Sharing his experience getting personally injured from failure to lock out a machine when he worked in another industry, Charlie Edelman, corporate safety director, Unitex Healthcare Laundry Services, expressed disbelief that lockout/tagout (LOTO) remains among the Top 10 most-cited OSHA violations.

He showed animated videos of how LOTO goes wrong. “The issue is training,” he noted, urging the audience to refresh such training more often than in the past. He promoted TRSA’s video on the subject and described his personal role in a multiplant operation for LOTO training; how he interacts with individual employees to ensure they truthfully portray their adherence or lack thereof to the procedures.

Edelman recounted an incident several years ago in which a laundry maintenance technician had locked out properly for preventive maintenance on a small-piece folder. But when he found a failed cross-fold blade bumper in the process, he addressed it without performing the LOTO for that job. He left the power cabinet door open to pull himself out. In doing so, he accidentally grabbed the machine’s transformer.

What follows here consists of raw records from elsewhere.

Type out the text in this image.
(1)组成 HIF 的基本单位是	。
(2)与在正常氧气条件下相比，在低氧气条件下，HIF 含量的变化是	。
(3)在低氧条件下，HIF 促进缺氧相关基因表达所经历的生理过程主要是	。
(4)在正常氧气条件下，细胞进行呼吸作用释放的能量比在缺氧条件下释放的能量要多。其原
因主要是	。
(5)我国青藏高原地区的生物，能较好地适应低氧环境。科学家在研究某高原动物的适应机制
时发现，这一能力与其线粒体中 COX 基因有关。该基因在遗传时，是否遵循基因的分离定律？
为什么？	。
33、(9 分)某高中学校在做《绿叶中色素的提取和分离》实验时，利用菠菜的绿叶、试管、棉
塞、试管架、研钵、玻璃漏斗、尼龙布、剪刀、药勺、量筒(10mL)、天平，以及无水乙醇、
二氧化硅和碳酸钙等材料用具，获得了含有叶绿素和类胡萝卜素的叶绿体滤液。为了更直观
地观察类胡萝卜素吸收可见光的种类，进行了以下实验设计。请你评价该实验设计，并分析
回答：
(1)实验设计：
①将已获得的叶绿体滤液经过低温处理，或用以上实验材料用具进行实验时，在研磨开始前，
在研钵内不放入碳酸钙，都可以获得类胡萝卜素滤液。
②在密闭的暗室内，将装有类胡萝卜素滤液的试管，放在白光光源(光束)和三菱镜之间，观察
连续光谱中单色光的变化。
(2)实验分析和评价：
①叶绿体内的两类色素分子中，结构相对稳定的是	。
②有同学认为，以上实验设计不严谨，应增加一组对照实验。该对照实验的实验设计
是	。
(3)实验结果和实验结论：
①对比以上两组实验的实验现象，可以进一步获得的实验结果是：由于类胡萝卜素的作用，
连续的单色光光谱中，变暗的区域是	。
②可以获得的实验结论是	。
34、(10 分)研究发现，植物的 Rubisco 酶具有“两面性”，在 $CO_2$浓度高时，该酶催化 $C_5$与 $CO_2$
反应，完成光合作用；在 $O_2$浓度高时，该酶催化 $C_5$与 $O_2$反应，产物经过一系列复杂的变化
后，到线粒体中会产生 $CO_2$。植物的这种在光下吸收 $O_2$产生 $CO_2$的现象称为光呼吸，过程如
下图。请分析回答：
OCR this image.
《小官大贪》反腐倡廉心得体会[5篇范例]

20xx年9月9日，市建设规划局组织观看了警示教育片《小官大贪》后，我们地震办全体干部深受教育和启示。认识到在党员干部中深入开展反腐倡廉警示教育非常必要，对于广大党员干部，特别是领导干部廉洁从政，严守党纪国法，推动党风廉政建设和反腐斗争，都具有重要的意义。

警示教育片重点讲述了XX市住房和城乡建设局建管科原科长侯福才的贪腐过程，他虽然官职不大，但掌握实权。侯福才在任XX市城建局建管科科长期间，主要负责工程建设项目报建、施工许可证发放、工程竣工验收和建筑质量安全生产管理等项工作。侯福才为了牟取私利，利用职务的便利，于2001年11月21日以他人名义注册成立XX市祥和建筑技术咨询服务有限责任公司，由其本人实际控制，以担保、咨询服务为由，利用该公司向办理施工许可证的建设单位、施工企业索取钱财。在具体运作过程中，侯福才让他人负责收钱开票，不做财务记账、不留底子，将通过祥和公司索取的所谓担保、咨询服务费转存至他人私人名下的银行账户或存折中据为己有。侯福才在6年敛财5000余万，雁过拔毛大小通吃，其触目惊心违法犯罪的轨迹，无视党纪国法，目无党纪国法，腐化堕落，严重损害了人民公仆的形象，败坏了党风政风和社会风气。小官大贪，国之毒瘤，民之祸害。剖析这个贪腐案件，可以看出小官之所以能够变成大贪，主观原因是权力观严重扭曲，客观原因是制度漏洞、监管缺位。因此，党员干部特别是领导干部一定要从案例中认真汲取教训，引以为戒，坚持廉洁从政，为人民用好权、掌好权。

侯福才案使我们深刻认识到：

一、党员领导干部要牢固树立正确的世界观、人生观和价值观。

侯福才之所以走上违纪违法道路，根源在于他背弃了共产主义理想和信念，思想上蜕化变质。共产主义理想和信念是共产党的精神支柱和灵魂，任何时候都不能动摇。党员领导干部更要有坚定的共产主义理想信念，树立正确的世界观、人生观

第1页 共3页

The result was six weeks in a hospital burn unit and possible health ramifications today.

The laundry had plenty of documentation to show its dedication to LOTO training, however, and won its OSHA appeal of the fine for the incident.

Safety is a game with no end, a race with no finish line. Jay Addis, Alsco’s North American safety and production leader, explained how the company overcomes this view and prompts employees to stay focused on achieving zero incidents. He shared guidance for monthly safety meetings and questions to prompt employees to want to do more.

He explained how Alsco uses a “maturity model” for each corporate facility to ensure its safety programming progresses closer to the goal. A relatively immature operation needs a discipline/compliance focus at first. As the situation gets better, staff can concentrate more on self-assessment and data. The next step: refine the corporate culture.